Somalier creates an ancestry report which can be viewed on the ancestry tab of the VCF page example report). This feature is currently “experimental”
Samples are displayed on a PCA plot with individuals from the 1000 genomes project, which have labelled ancestries.
Somalier makes an ancestry prediction by comparing a sample with clusters from data with labelled ancestries.
The reported ancestry on the samples grid is the primary one and does not include admixture. A full breakdown of scores for all population groups can be found on the ancestry tab on the view sample page.

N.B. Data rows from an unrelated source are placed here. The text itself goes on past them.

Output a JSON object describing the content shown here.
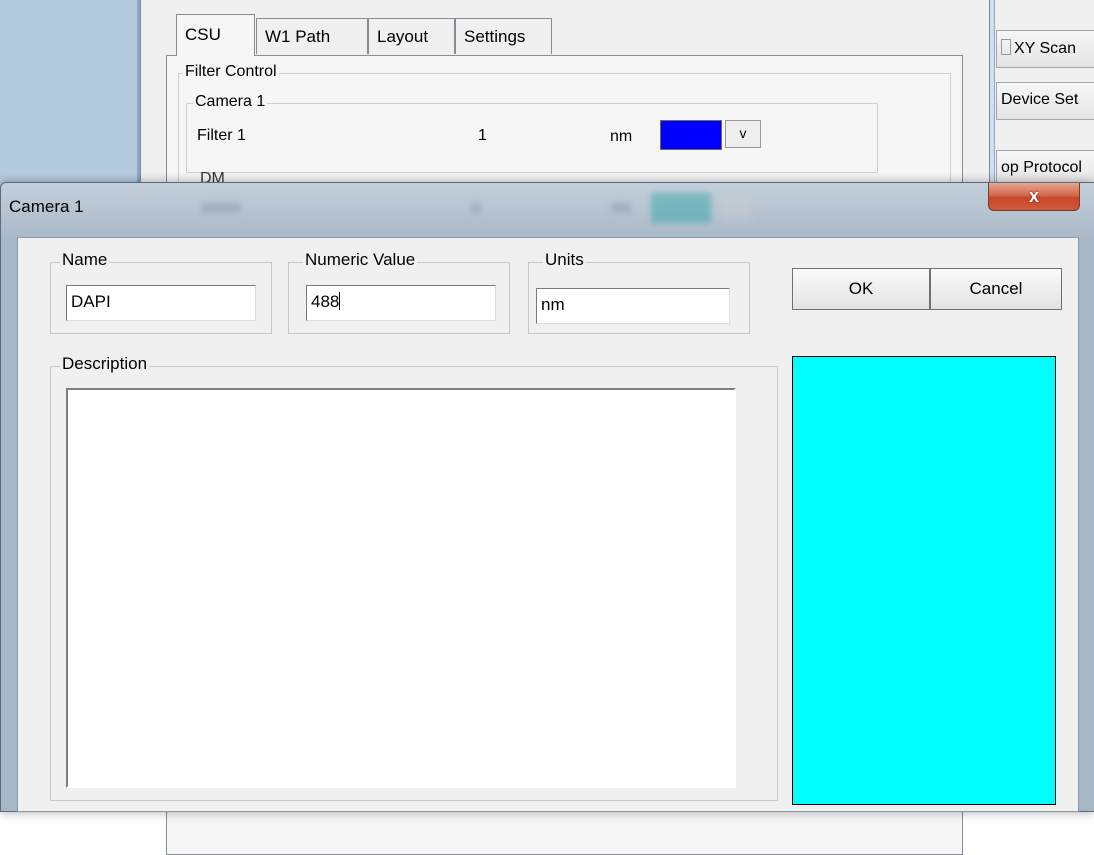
{
  "background_window": {
    "tabs": [
      "CSU",
      "W1 Path",
      "Layout",
      "Settings"
    ],
    "filter_control_label": "Filter Control",
    "camera1_group_label": "Camera 1",
    "filter_row": {
      "label": "Filter 1",
      "value": "1",
      "unit": "nm",
      "swatch_color": "#0000ff",
      "dropdown_label": "v"
    },
    "dm_group_label": "DM",
    "side_buttons": [
      "XY Scan",
      "Device Set",
      "op Protocol"
    ]
  },
  "dialog": {
    "title": "Camera 1",
    "close_label": "x",
    "name_label": "Name",
    "name_value": "DAPI",
    "numeric_label": "Numeric Value",
    "numeric_value": "488",
    "units_label": "Units",
    "units_value": "nm",
    "ok_label": "OK",
    "cancel_label": "Cancel",
    "description_label": "Description",
    "description_value": "",
    "color_preview": "#00ffff"
  }
}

The amount of sites used will depend on a Sample’s capture regions and sequencing depth (default min of 7). At least 1000 informative sites are required for robust calculation of the relatedness coefficient.
You can view how many sites Somalier used from a sample by going to the ancestry tab on the view sample page (under “Extract”)
If a large number of unexpected samples are displayed as related, confirm the sample data type is an accepted input and that the sample has passed QC.
Comparisons work across genome builds and tissue types and can be used to compare RNA-seq, WES, bisulfite and WGS data.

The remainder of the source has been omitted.